E così eccomi qui, in questa cella dove il tempo sembra non scorrere. Assomiglia a una massa informe in cui non riesco a distinguere né le ore né i giorni, raggomitolato come sono su me stesso. Un tempo quasi immoto che è il mio più agguerrito accusatore, che mi sbatte in faccia la mia condotta riprovevole. Un tempo che è uno psicologo meticoloso, il quale mi obbliga a guardarmi dentro e a pormi la domanda fatidica: cosa mi ha spinto a comportarmi in modo così dissoluto? Avevo tutto ciò che un uomo possa desiderare, eppure… E, pungolato da quello psicologo, mi rispondo che proprio quella vita dorata mi ha traviato. Mi sentivo onnipotente, tutto mi era lecito. O almeno così credevo.

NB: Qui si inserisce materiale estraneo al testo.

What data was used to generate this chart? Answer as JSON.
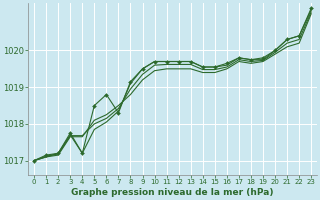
{
  "title": "Graphe pression niveau de la mer (hPa)",
  "background_color": "#cce8f0",
  "plot_bg_color": "#cce8f0",
  "grid_color": "#ffffff",
  "line_color": "#2d6a2d",
  "xlim": [
    -0.5,
    23.5
  ],
  "ylim": [
    1016.6,
    1021.3
  ],
  "yticks": [
    1017,
    1018,
    1019,
    1020
  ],
  "xticks": [
    0,
    1,
    2,
    3,
    4,
    5,
    6,
    7,
    8,
    9,
    10,
    11,
    12,
    13,
    14,
    15,
    16,
    17,
    18,
    19,
    20,
    21,
    22,
    23
  ],
  "series1": [
    1017.0,
    1017.1,
    1017.2,
    1017.7,
    1017.2,
    1017.85,
    1018.05,
    1018.35,
    1019.1,
    1019.5,
    1019.7,
    1019.7,
    1019.7,
    1019.7,
    1019.55,
    1019.55,
    1019.6,
    1019.8,
    1019.75,
    1019.75,
    1020.0,
    1020.3,
    1020.4,
    1021.1
  ],
  "series2": [
    1017.0,
    1017.1,
    1017.15,
    1017.65,
    1017.65,
    1018.1,
    1018.25,
    1018.5,
    1018.8,
    1019.2,
    1019.45,
    1019.5,
    1019.5,
    1019.5,
    1019.4,
    1019.4,
    1019.5,
    1019.7,
    1019.65,
    1019.7,
    1019.9,
    1020.1,
    1020.2,
    1021.0
  ],
  "series3": [
    1017.0,
    1017.12,
    1017.18,
    1017.68,
    1017.68,
    1018.0,
    1018.15,
    1018.42,
    1018.95,
    1019.35,
    1019.6,
    1019.62,
    1019.62,
    1019.62,
    1019.48,
    1019.48,
    1019.55,
    1019.75,
    1019.7,
    1019.73,
    1019.95,
    1020.2,
    1020.3,
    1021.05
  ],
  "series_marked": [
    1017.0,
    1017.15,
    1017.2,
    1017.75,
    1017.2,
    1018.5,
    1018.8,
    1018.3,
    1019.15,
    1019.5,
    1019.7,
    1019.7,
    1019.7,
    1019.7,
    1019.55,
    1019.55,
    1019.65,
    1019.8,
    1019.75,
    1019.8,
    1020.0,
    1020.3,
    1020.4,
    1021.15
  ],
  "ylabel_fontsize": 5.5,
  "xlabel_fontsize": 6.5,
  "ytick_fontsize": 6.0,
  "xtick_fontsize": 5.0
}
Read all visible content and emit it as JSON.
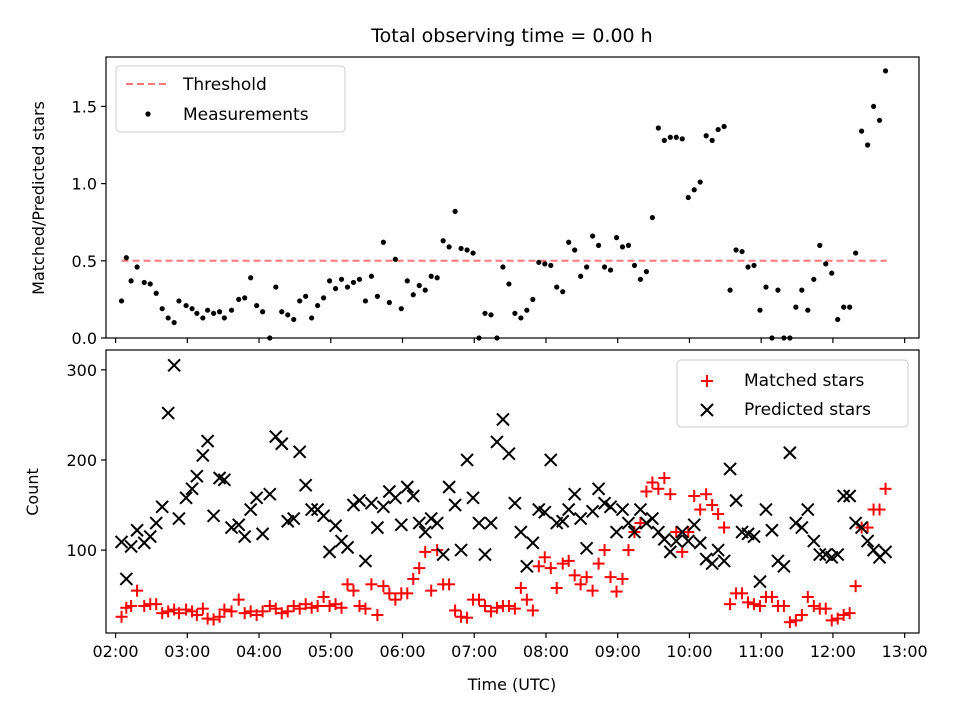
{
  "chart_data": [
    {
      "type": "scatter",
      "title": "Total observing time = 0.00 h",
      "xlabel": "",
      "ylabel": "Matched/Predicted stars",
      "xlim": [
        "01:52",
        "13:12"
      ],
      "ylim": [
        0,
        1.82
      ],
      "yticks": [
        "0.0",
        "0.5",
        "1.0",
        "1.5"
      ],
      "grid": false,
      "legend_position": "top-left",
      "series": [
        {
          "name": "Threshold",
          "kind": "line",
          "style": "dashed",
          "color": "#ff7777",
          "x": [
            "02:05",
            "12:45"
          ],
          "y": [
            0.5,
            0.5
          ]
        },
        {
          "name": "Measurements",
          "kind": "scatter",
          "color": "#000000",
          "x": [
            "02:05",
            "02:09",
            "02:13",
            "02:18",
            "02:24",
            "02:29",
            "02:34",
            "02:39",
            "02:44",
            "02:49",
            "02:53",
            "02:59",
            "03:04",
            "03:08",
            "03:13",
            "03:17",
            "03:22",
            "03:27",
            "03:31",
            "03:37",
            "03:43",
            "03:48",
            "03:53",
            "03:58",
            "04:03",
            "04:09",
            "04:14",
            "04:19",
            "04:24",
            "04:29",
            "04:34",
            "04:39",
            "04:44",
            "04:49",
            "04:54",
            "04:59",
            "05:04",
            "05:09",
            "05:14",
            "05:19",
            "05:24",
            "05:29",
            "05:34",
            "05:39",
            "05:44",
            "05:49",
            "05:54",
            "05:59",
            "06:04",
            "06:09",
            "06:14",
            "06:19",
            "06:24",
            "06:29",
            "06:34",
            "06:39",
            "06:44",
            "06:49",
            "06:54",
            "06:59",
            "07:04",
            "07:09",
            "07:14",
            "07:19",
            "07:24",
            "07:29",
            "07:34",
            "07:39",
            "07:44",
            "07:49",
            "07:54",
            "07:59",
            "08:04",
            "08:09",
            "08:14",
            "08:19",
            "08:24",
            "08:29",
            "08:34",
            "08:39",
            "08:44",
            "08:49",
            "08:54",
            "08:59",
            "09:04",
            "09:09",
            "09:14",
            "09:19",
            "09:24",
            "09:29",
            "09:34",
            "09:39",
            "09:44",
            "09:49",
            "09:54",
            "09:59",
            "10:04",
            "10:09",
            "10:14",
            "10:19",
            "10:24",
            "10:29",
            "10:34",
            "10:39",
            "10:44",
            "10:49",
            "10:54",
            "10:59",
            "11:04",
            "11:09",
            "11:14",
            "11:19",
            "11:24",
            "11:29",
            "11:34",
            "11:39",
            "11:44",
            "11:49",
            "11:54",
            "11:59",
            "12:04",
            "12:09",
            "12:14",
            "12:19",
            "12:24",
            "12:29",
            "12:34",
            "12:39",
            "12:44"
          ],
          "y": [
            0.24,
            0.52,
            0.37,
            0.46,
            0.36,
            0.35,
            0.29,
            0.19,
            0.13,
            0.1,
            0.24,
            0.21,
            0.19,
            0.16,
            0.13,
            0.18,
            0.16,
            0.17,
            0.13,
            0.18,
            0.25,
            0.26,
            0.39,
            0.21,
            0.17,
            0.0,
            0.33,
            0.17,
            0.15,
            0.12,
            0.24,
            0.27,
            0.13,
            0.21,
            0.26,
            0.37,
            0.32,
            0.38,
            0.33,
            0.36,
            0.38,
            0.24,
            0.4,
            0.27,
            0.62,
            0.23,
            0.51,
            0.19,
            0.37,
            0.28,
            0.34,
            0.31,
            0.4,
            0.39,
            0.63,
            0.59,
            0.82,
            0.58,
            0.57,
            0.55,
            0.0,
            0.16,
            0.15,
            0.0,
            0.46,
            0.35,
            0.16,
            0.13,
            0.18,
            0.25,
            0.49,
            0.48,
            0.47,
            0.33,
            0.3,
            0.62,
            0.57,
            0.4,
            0.46,
            0.66,
            0.6,
            0.46,
            0.44,
            0.65,
            0.59,
            0.6,
            0.47,
            0.38,
            0.43,
            0.78,
            1.36,
            1.28,
            1.3,
            1.3,
            1.29,
            0.91,
            0.96,
            1.01,
            1.31,
            1.28,
            1.35,
            1.37,
            0.31,
            0.57,
            0.56,
            0.46,
            0.47,
            0.18,
            0.33,
            0.0,
            0.31,
            0.0,
            0.0,
            0.2,
            0.31,
            0.18,
            0.38,
            0.6,
            0.48,
            0.42,
            0.12,
            0.2,
            0.2,
            0.55,
            1.34,
            1.25,
            1.5,
            1.41,
            1.73
          ]
        }
      ]
    },
    {
      "type": "scatter",
      "title": "",
      "xlabel": "Time (UTC)",
      "ylabel": "Count",
      "xlim": [
        "01:52",
        "13:12"
      ],
      "ylim": [
        8,
        322
      ],
      "yticks": [
        "100",
        "200",
        "300"
      ],
      "xticks": [
        "02:00",
        "03:00",
        "04:00",
        "05:00",
        "06:00",
        "07:00",
        "08:00",
        "09:00",
        "10:00",
        "11:00",
        "12:00",
        "13:00"
      ],
      "grid": false,
      "legend_position": "top-right",
      "series": [
        {
          "name": "Matched stars",
          "marker": "plus",
          "color": "#ff0000",
          "x": [
            "02:05",
            "02:09",
            "02:13",
            "02:18",
            "02:24",
            "02:29",
            "02:34",
            "02:39",
            "02:44",
            "02:49",
            "02:53",
            "02:59",
            "03:04",
            "03:08",
            "03:13",
            "03:17",
            "03:22",
            "03:27",
            "03:31",
            "03:37",
            "03:43",
            "03:48",
            "03:53",
            "03:58",
            "04:03",
            "04:09",
            "04:14",
            "04:19",
            "04:24",
            "04:29",
            "04:34",
            "04:39",
            "04:44",
            "04:49",
            "04:54",
            "04:59",
            "05:04",
            "05:09",
            "05:14",
            "05:19",
            "05:24",
            "05:29",
            "05:34",
            "05:39",
            "05:44",
            "05:49",
            "05:54",
            "05:59",
            "06:04",
            "06:09",
            "06:14",
            "06:19",
            "06:24",
            "06:29",
            "06:34",
            "06:39",
            "06:44",
            "06:49",
            "06:54",
            "06:59",
            "07:04",
            "07:09",
            "07:14",
            "07:19",
            "07:24",
            "07:29",
            "07:34",
            "07:39",
            "07:44",
            "07:49",
            "07:54",
            "07:59",
            "08:04",
            "08:09",
            "08:14",
            "08:19",
            "08:24",
            "08:29",
            "08:34",
            "08:39",
            "08:44",
            "08:49",
            "08:54",
            "08:59",
            "09:04",
            "09:09",
            "09:14",
            "09:19",
            "09:24",
            "09:29",
            "09:34",
            "09:39",
            "09:44",
            "09:49",
            "09:54",
            "09:59",
            "10:04",
            "10:09",
            "10:14",
            "10:19",
            "10:24",
            "10:29",
            "10:34",
            "10:39",
            "10:44",
            "10:49",
            "10:54",
            "10:59",
            "11:04",
            "11:09",
            "11:14",
            "11:19",
            "11:24",
            "11:29",
            "11:34",
            "11:39",
            "11:44",
            "11:49",
            "11:54",
            "11:59",
            "12:04",
            "12:09",
            "12:14",
            "12:19",
            "12:24",
            "12:29",
            "12:34",
            "12:39",
            "12:44"
          ],
          "y": [
            26,
            36,
            38,
            55,
            38,
            40,
            40,
            30,
            32,
            34,
            30,
            34,
            32,
            28,
            35,
            24,
            23,
            26,
            34,
            32,
            45,
            30,
            32,
            28,
            32,
            38,
            35,
            30,
            32,
            38,
            35,
            40,
            36,
            38,
            48,
            38,
            40,
            36,
            62,
            55,
            38,
            35,
            62,
            28,
            60,
            52,
            45,
            52,
            52,
            68,
            80,
            98,
            55,
            100,
            62,
            62,
            33,
            26,
            25,
            45,
            45,
            38,
            32,
            36,
            38,
            38,
            35,
            58,
            45,
            33,
            82,
            92,
            80,
            58,
            85,
            88,
            72,
            62,
            70,
            55,
            85,
            100,
            70,
            54,
            68,
            100,
            120,
            130,
            165,
            175,
            168,
            180,
            162,
            120,
            98,
            120,
            160,
            145,
            162,
            150,
            140,
            125,
            40,
            52,
            52,
            42,
            40,
            38,
            48,
            48,
            38,
            38,
            20,
            22,
            28,
            48,
            38,
            35,
            35,
            22,
            24,
            28,
            30,
            60,
            125,
            125,
            145,
            145,
            168
          ]
        },
        {
          "name": "Predicted stars",
          "marker": "x",
          "color": "#000000",
          "x": [
            "02:05",
            "02:09",
            "02:13",
            "02:18",
            "02:24",
            "02:29",
            "02:34",
            "02:39",
            "02:44",
            "02:49",
            "02:53",
            "02:59",
            "03:04",
            "03:08",
            "03:13",
            "03:17",
            "03:22",
            "03:27",
            "03:31",
            "03:37",
            "03:43",
            "03:48",
            "03:53",
            "03:58",
            "04:03",
            "04:09",
            "04:14",
            "04:19",
            "04:24",
            "04:29",
            "04:34",
            "04:39",
            "04:44",
            "04:49",
            "04:54",
            "04:59",
            "05:04",
            "05:09",
            "05:14",
            "05:19",
            "05:24",
            "05:29",
            "05:34",
            "05:39",
            "05:44",
            "05:49",
            "05:54",
            "05:59",
            "06:04",
            "06:09",
            "06:14",
            "06:19",
            "06:24",
            "06:29",
            "06:34",
            "06:39",
            "06:44",
            "06:49",
            "06:54",
            "06:59",
            "07:04",
            "07:09",
            "07:14",
            "07:19",
            "07:24",
            "07:29",
            "07:34",
            "07:39",
            "07:44",
            "07:49",
            "07:54",
            "07:59",
            "08:04",
            "08:09",
            "08:14",
            "08:19",
            "08:24",
            "08:29",
            "08:34",
            "08:39",
            "08:44",
            "08:49",
            "08:54",
            "08:59",
            "09:04",
            "09:09",
            "09:14",
            "09:19",
            "09:24",
            "09:29",
            "09:34",
            "09:39",
            "09:44",
            "09:49",
            "09:54",
            "09:59",
            "10:04",
            "10:09",
            "10:14",
            "10:19",
            "10:24",
            "10:29",
            "10:34",
            "10:39",
            "10:44",
            "10:49",
            "10:54",
            "10:59",
            "11:04",
            "11:09",
            "11:14",
            "11:19",
            "11:24",
            "11:29",
            "11:34",
            "11:39",
            "11:44",
            "11:49",
            "11:54",
            "11:59",
            "12:04",
            "12:09",
            "12:14",
            "12:19",
            "12:24",
            "12:29",
            "12:34",
            "12:39",
            "12:44"
          ],
          "y": [
            109,
            68,
            104,
            122,
            108,
            115,
            130,
            148,
            252,
            305,
            135,
            158,
            168,
            182,
            205,
            221,
            138,
            180,
            178,
            125,
            128,
            115,
            145,
            158,
            118,
            162,
            226,
            218,
            132,
            135,
            209,
            172,
            145,
            145,
            138,
            98,
            127,
            110,
            103,
            150,
            155,
            88,
            152,
            125,
            148,
            165,
            158,
            128,
            170,
            160,
            130,
            120,
            135,
            130,
            95,
            170,
            150,
            100,
            200,
            158,
            130,
            95,
            130,
            220,
            245,
            207,
            152,
            120,
            82,
            108,
            145,
            142,
            200,
            130,
            132,
            145,
            162,
            135,
            102,
            143,
            168,
            152,
            148,
            120,
            145,
            130,
            120,
            145,
            130,
            135,
            120,
            112,
            98,
            110,
            120,
            110,
            128,
            108,
            90,
            85,
            100,
            88,
            190,
            155,
            120,
            118,
            115,
            65,
            145,
            122,
            88,
            82,
            208,
            130,
            125,
            145,
            110,
            95,
            95,
            92,
            95,
            160,
            160,
            130,
            125,
            110,
            100,
            92,
            98
          ]
        }
      ]
    }
  ]
}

Nei momenti più bui, un tarlo si insinua nella mia mente, una voce maligna mi sussurra che, per una sorta di contrappasso, non uscirò mai più da qui. Allora mi sembra di impazzire.

Ma poi torno a essere il guerriero che tutti conoscono in aula; vivo nell’attesa del processo, dove mi batterò per dimostrare la mia innocenza. E, quando sarò libero, lotterò per riconquistare Rosa e vivere con nostro figlio.

Ci vorrà tempo, forse molto. Ma io so aspettare.